Romana disappearing into the Neverwere.

Astrid Peth, flying amongst the stars forever.

He never did say goodbye to Alistair. And now, thanks to a well-meaning nurse, he never can.

"There's a place set for you," Rory says, and the Doctor forgets for a moment how to breathe.

"But you didn't know I was coming," he manages to choke out. "Why would you set me a place?" Was River here?

"Oh, we always do," Amy says. And because she isn't Amy without insulting him, she adds, "It's Christmas, you moron."

"Come on," Rory agrees. The Doctor is able to hear what he's really trying to say: It's time to come home.

They go inside, leaving the door open for him. Giving him time to breathe. Sometimes the Ponds understand him all too well. He can't move. He can't move. Slowly, his legs wood, his feet led, he moves. He moves into the house.

He doesn't know what to do. That's new. That's a new feeling.

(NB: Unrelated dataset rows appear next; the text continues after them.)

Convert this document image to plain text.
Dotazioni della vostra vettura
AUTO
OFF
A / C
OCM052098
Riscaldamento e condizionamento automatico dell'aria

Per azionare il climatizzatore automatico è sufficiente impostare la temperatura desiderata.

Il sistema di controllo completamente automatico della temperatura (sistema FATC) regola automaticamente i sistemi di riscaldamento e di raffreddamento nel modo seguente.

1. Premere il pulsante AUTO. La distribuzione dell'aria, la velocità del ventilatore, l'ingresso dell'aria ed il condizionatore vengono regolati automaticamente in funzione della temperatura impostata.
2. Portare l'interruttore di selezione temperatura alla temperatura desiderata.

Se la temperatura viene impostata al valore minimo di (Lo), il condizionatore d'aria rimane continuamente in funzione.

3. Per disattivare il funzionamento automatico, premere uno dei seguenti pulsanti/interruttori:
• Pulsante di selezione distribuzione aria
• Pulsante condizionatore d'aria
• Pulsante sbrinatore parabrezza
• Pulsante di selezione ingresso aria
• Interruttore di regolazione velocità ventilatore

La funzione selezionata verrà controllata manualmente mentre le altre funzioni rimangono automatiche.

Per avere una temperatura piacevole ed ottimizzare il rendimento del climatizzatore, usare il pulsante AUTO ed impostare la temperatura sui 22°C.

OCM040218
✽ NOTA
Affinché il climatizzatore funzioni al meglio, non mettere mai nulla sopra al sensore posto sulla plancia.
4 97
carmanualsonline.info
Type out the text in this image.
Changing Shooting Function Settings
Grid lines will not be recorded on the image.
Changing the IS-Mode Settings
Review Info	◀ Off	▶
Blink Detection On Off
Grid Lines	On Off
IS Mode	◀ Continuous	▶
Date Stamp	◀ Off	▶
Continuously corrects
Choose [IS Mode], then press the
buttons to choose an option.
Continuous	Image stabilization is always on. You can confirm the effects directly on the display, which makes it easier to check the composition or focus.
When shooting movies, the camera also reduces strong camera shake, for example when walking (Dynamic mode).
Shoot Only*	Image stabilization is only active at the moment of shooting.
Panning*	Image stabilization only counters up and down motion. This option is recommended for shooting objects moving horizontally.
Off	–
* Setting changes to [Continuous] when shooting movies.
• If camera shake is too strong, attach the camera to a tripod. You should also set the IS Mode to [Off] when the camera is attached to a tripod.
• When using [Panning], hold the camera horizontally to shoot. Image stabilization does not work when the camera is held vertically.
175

To his surprise he realizes he is crying. He wipes away a tear, stares at it. It dangles from his fingertip. It reflects the whole world. He feels fit to burst with all the emotions trapped inside of him. Humanity is so fragile, but it's emotions are so raw. For once he is glad. He is glad he is so, so human.

Relief. It's called relief.

I am home. The Doctor smiles, shuts the door behind him. I am home.

"Grandfather?" Susan leans against the console. It'll take some time getting used to calling her Susan. He isn't sure if he ever really will. "Do you think we can go to Earth next?"

"Whyever for?"

"Well," she reasons, "the refugees we met were human Earthlings, and they were simply splendid. And Earth is barely known by the universe; it's a backwater planet. The Consul wouldn't think to look for us there."

The child had a point. They would be able to hide much more easily there. Stay under the radar of the Consul. Maybe he could actually learn how to drive this blasted machine. It never went anywhere he wanted it to.

Besides. He, too, was interested in these humans. He had been deeply impressed by the refugees. If all humans were like this he could see himself making a home there. Earth. What a funny little name for a planet.

The Doctor smiles. "Earth it is," he agrees.

Humans. A whole new adventure. He can't wait to begin.

So. I discovered the expanded universe today. Woohoo. For the information on Susan and the First Doctor I went to tardis(DOT)wikia(DOT)com. Fabulous place. I've tried to make everything in this story either canon or at the very least I have taken pains to ensure that canon does not contradict it.

In a way this was also very much my tribute to the late Elisabeth Sladen, who was a wonderful lady and a wonderful actress. You brought us Sarah Jane, and for that we will ever be grateful. May flights of angels sing thee to thy rest.

Written while listening to "Life Among the Distant Stars" by Murray Gold. For me that is always Sarah's Theme, and nobody will ever be able to tell me otherwise.